There is a way to bring the data from the embedded machine to a desktop computer. I elected to make a *hopefully* small data store on the local computer (until we release the server-side database with web front-end) so that the history of the information can be retained and reviewed locally without the need of the USB storage unit.
The Question: I'd like to import in the data as quickly as possible (if I can, I'd like to make it as fast as or faster than a copy), but at the same time, I need to sort the data into the files that may already exist. My main thought as to how I have done it so far is:
1) Look at the file name. If the file name was unchange from the embedded system, the file format is "%05i%i%02i%02%02.%s", Unit Number, Year, Month, Day, Hour, extension.
a) From here, I grab all the files with unit, year, month, and day the same and load all the files (should be 24 of these--duh) into one array.
b) I then grab the potentially existing file.
c) Next merge the two file together into one list (updating any record that may have more information).
d) Sort the list via qsort().
e) rewrite the data.
2) Someone out there will rename one of these files. To handle this, I'll have to process the files one at a time.
3) I have also made a directory import, or in other words, I have given the user the chance to select a directory that (supposedly) contains these file types, then I parse through the entire directory/tree structure and import all the data sequentially.

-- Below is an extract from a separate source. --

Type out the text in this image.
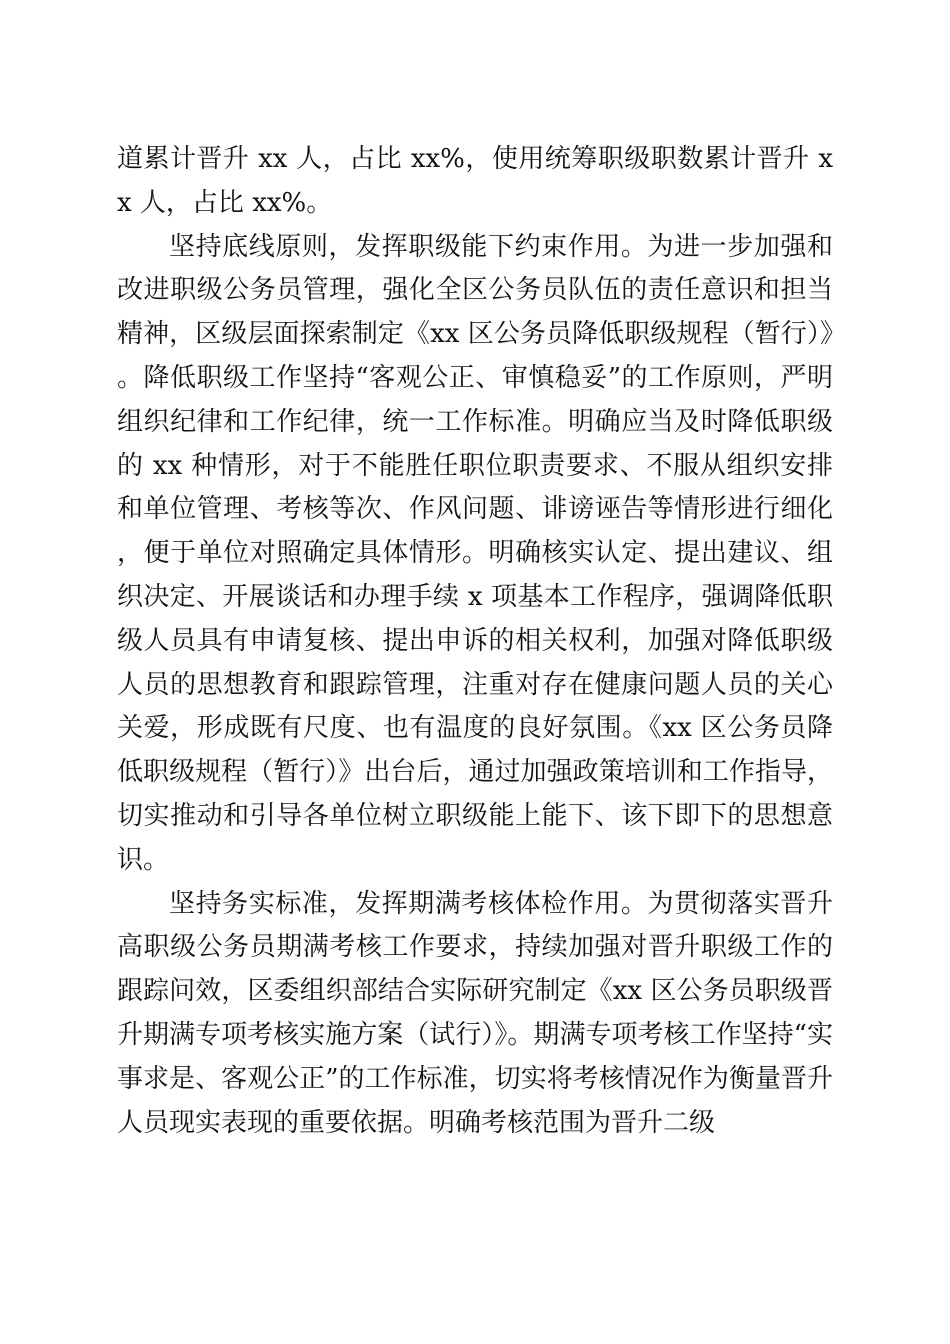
道累计晋升 xx 人，占比 xx%，使用统筹职级职数累计晋升 xx 人，占比 xx%。

坚持底线原则，发挥职级能下约束作用。为进一步加强和改进职级公务员管理，强化全区公务员队伍的责任意识和担当精神，区级层面探索制定《xx 区公务员降低职级规程（暂行）》。降低职级工作坚持“客观公正、审慎稳妥”的工作原则，严明组织纪律和工作纪律，统一工作标准。明确应当及时降低职级的 xx 种情形，对于不能胜任职位职责要求、不服从组织安排和单位管理、考核等次、作风问题、诽谤诬告等情形进行细化，便于单位对照确定具体情形。明确核实认定、提出建议、组织决定、开展谈话和办理手续 x 项基本工作程序，强调降低职级人员具有申请复核、提出申诉的相关权利，加强对降低职级人员的思想教育和跟踪管理，注重对存在健康问题人员的关心关爱，形成既有尺度、也有温度的良好氛围。《xx 区公务员降低职级规程（暂行）》出台后，通过加强政策培训和工作指导，切实推动和引导各单位树立职级能上能下、该下即下的思想意识。

坚持务实标准，发挥期满考核体检作用。为贯彻落实晋升高职级公务员期满考核工作要求，持续加强对晋升职级工作的跟踪问效，区委组织部结合实际研究制定《xx 区公务员职级晋升期满专项考核实施方案（试行）》。期满专项考核工作坚持“实事求是、客观公正”的工作标准，切实将考核情况作为衡量晋升人员现实表现的重要依据。明确考核范围为晋升二级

Would it be better (keeping in mind that the target platform is Windows 2000 and up) to "fork" each recursive call to the function that does the directory import? I would have to handle shared memory for the answer back for which file name was created (we are planning to return the LATEST information to be displayed in the program) to determine which file to display. . . which I'm not sure how one handles this in Windows, but I could figure that out without much problem. But the main thing that I don't know, and would rather not have to find out AFTER I have spent the time required to do all of the above, is would this gain me anything, or I'm I still bottle-necking at the device?
Or, to simplify, If I call Split() in Windows, then attempt to parallel read data from an USB storage device, will I gain ANY time if the ammount of data is large (upwards of 1GB)?